Superstudio

Exposition monographique

Du 26 mai au 3 septembre 2016
— Vernissage mercredi 25 mai à 18h30

Cette exposition monographique retrace le parcours d’un groupe majeur de l’architecture radicale des années 1960-1970. Une plongée dans l’univers des utopies architecturales et de la contre-culture, conçue à partir d’une trentaine d’œuvres de la collection du Frac Centre-Val de Loire ; un parcours d’exposition organisé autour de l’installation les Histogrammes (ou les tombes des architectures) et présentant, en plus de dessins et objets, des documents d’archives originaux (affiches, livre-objet, vidéos) soulignant la diversité mais aussi la portée théorique des recherches du groupe florentin…

Groupe radical fondé à Florence en 1966-67, Superstudio revendique, dans ces années de contestation, une pratique conceptuelle et iconoclaste de l’architecture.

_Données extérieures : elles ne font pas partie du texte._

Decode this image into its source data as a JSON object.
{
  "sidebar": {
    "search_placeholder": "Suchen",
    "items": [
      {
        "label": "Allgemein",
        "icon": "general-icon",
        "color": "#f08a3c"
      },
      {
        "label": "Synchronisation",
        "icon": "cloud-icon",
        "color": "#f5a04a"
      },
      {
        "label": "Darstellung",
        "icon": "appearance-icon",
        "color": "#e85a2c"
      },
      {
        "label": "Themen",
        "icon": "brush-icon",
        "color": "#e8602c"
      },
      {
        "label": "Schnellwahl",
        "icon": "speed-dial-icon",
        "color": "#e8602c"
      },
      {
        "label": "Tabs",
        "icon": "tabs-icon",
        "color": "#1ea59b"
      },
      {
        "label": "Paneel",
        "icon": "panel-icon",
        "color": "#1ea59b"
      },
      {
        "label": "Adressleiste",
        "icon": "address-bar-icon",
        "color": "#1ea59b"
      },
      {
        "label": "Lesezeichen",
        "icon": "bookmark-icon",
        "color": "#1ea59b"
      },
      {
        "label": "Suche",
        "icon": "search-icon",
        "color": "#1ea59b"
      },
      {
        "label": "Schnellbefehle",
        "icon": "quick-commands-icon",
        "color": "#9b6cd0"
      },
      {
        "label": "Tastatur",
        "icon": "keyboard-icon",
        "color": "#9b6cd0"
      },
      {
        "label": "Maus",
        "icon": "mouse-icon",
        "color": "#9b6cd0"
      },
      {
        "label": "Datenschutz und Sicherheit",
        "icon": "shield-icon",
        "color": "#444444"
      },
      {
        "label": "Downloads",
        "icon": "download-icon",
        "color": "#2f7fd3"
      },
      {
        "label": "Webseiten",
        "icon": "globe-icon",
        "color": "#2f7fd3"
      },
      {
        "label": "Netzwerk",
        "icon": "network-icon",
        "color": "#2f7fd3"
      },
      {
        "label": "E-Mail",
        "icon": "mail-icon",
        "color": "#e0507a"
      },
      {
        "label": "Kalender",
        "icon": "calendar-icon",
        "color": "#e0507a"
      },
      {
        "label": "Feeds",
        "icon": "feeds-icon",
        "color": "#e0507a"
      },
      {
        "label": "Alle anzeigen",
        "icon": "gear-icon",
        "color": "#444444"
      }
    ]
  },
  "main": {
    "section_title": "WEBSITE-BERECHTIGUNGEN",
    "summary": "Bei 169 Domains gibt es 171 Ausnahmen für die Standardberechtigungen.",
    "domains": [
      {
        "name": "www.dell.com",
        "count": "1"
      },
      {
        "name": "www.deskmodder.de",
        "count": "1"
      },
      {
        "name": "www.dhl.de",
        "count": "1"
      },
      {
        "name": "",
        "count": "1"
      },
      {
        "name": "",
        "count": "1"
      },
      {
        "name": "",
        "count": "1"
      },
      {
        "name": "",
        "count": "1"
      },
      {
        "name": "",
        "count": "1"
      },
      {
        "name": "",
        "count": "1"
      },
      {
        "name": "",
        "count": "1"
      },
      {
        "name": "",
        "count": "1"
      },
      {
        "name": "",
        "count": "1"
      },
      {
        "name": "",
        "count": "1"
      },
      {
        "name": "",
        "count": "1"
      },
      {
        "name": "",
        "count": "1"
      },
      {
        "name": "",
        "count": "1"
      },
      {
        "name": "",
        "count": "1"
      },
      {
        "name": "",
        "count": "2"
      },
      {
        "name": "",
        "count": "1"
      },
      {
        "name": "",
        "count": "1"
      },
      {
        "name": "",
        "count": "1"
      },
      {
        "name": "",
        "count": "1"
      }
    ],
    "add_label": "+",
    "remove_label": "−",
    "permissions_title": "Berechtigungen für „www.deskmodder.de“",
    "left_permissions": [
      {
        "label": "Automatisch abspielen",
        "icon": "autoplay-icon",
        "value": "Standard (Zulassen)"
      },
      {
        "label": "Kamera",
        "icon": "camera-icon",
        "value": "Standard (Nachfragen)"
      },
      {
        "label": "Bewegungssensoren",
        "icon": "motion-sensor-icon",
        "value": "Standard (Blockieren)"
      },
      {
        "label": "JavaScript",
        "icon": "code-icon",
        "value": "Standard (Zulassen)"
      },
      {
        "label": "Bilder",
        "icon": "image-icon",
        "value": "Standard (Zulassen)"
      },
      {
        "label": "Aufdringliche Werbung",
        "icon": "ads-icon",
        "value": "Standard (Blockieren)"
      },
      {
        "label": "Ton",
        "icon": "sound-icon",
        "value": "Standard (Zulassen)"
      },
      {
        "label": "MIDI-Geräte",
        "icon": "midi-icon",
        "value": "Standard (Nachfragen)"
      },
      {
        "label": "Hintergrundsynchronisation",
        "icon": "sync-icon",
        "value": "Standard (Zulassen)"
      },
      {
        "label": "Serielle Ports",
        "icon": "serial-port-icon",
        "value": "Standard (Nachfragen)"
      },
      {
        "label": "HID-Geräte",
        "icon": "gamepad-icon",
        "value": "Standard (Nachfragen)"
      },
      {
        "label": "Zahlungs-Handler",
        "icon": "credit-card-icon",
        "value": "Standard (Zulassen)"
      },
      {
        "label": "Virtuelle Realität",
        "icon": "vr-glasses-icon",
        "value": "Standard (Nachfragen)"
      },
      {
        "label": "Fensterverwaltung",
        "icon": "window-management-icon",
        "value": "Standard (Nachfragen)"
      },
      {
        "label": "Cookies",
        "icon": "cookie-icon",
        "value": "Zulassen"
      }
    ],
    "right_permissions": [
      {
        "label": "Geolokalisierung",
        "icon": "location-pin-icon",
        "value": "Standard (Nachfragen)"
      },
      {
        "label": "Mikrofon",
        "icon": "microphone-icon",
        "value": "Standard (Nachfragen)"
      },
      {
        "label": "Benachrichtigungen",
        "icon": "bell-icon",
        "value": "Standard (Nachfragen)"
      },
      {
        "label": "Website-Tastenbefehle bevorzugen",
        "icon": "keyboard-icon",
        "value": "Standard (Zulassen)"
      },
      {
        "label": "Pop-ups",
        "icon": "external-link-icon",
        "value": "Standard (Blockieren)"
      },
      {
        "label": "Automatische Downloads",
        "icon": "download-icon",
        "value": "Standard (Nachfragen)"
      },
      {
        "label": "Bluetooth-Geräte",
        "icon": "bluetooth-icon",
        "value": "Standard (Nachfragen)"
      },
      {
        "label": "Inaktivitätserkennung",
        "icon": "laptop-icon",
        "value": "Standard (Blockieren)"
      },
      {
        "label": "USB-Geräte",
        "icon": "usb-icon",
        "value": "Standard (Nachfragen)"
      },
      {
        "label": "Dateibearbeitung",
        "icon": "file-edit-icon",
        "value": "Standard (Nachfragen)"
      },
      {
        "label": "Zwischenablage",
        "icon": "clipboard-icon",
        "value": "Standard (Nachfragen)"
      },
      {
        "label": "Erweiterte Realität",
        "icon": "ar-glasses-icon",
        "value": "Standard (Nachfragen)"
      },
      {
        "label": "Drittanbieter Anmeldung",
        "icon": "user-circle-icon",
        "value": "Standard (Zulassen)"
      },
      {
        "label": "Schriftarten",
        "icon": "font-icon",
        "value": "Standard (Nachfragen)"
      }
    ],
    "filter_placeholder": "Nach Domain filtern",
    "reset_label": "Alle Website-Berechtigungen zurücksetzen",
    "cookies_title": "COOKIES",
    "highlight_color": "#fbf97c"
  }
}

À travers photomontages, prototypes de mobilier, films ou textes aux accents provocateurs, le groupe développe une critique de la culture pop anglo-saxonne. En 1966, ils participent avec Archizoom à l’exposition Superarchitettura, souvent considérée comme acte fondateur du mouvement radical, et présentent, à travers leurs projets, une interprétation idéologique, critique et ironique de la société de consommation. Avec les Istogrammi di architettura (1969), le collectif refonde totalement les codes du design en proposant un « schéma comportemental » à appliquer à des zones et à des échelles diverses. Le Monumento continuo (1971) étend ce projet à l’architecture, avec un « modèle architectural d’urbanisation totale », ininterrompu, véritable outil de critique radical. Entre 1971 et 1973, le groupe travaille dans le domaine de la critique opérative en réalisant des films de vulgarisation et des projets utopiques sur les « actes fondamentaux ». Ils tentent, à travers une série de processus réducteurs, de trouver les voies d’une refondation philosophique et anthropologique de l’architecture. Superstudio présente ses projets en 1972 dans l’exposition Italy : The New Domestic Landscape au MoMA de New York et est aujourd’hui une icône de la culture architecturale.
Fondé à Florence en 1966-67, le groupe Superstudio réunit les architectes Adolfo Natalini (1941), Cristiano Toraldo di Francia (1941), Roberto Magris (1935-2003), Piero Frassinelli (1939), Alessandro Magris (1941-2010) et Alessandro Poli (1941). Le groupe participe à de nombreuses expositions, notamment la XVe et à la XVITriennale de Milan. En 1973, il figure parmi les fondateurs de Global Tools, système d’ateliers de développement de la créativité collective. Jusqu’à sa dissolution en 1982, Superstudio poursuit des recherches théoriques, tout en travaillant dans le domaine de l’architecture (scénographies, constructions) et du design (objets, meubles).
Au printemps 2016, le Frac Centre-Val de Loire inaugure le cycle d’exposition « La ville au loin » – référence au texte et au recueil d’articles de Jean-Luc Nancy. Le projet pose, entre autres, la question de la relation entre « art et architecture » dans la perspective des « migrations disciplinaires ».  « La ville au loin » offre un éclairage nouveau sur cette relation de l’art et de l’architecture qui, au-delà du Frac Centre, traverse chacune des 23 collections des Frac.

Superstudio est aussi au Maxxi à Rome.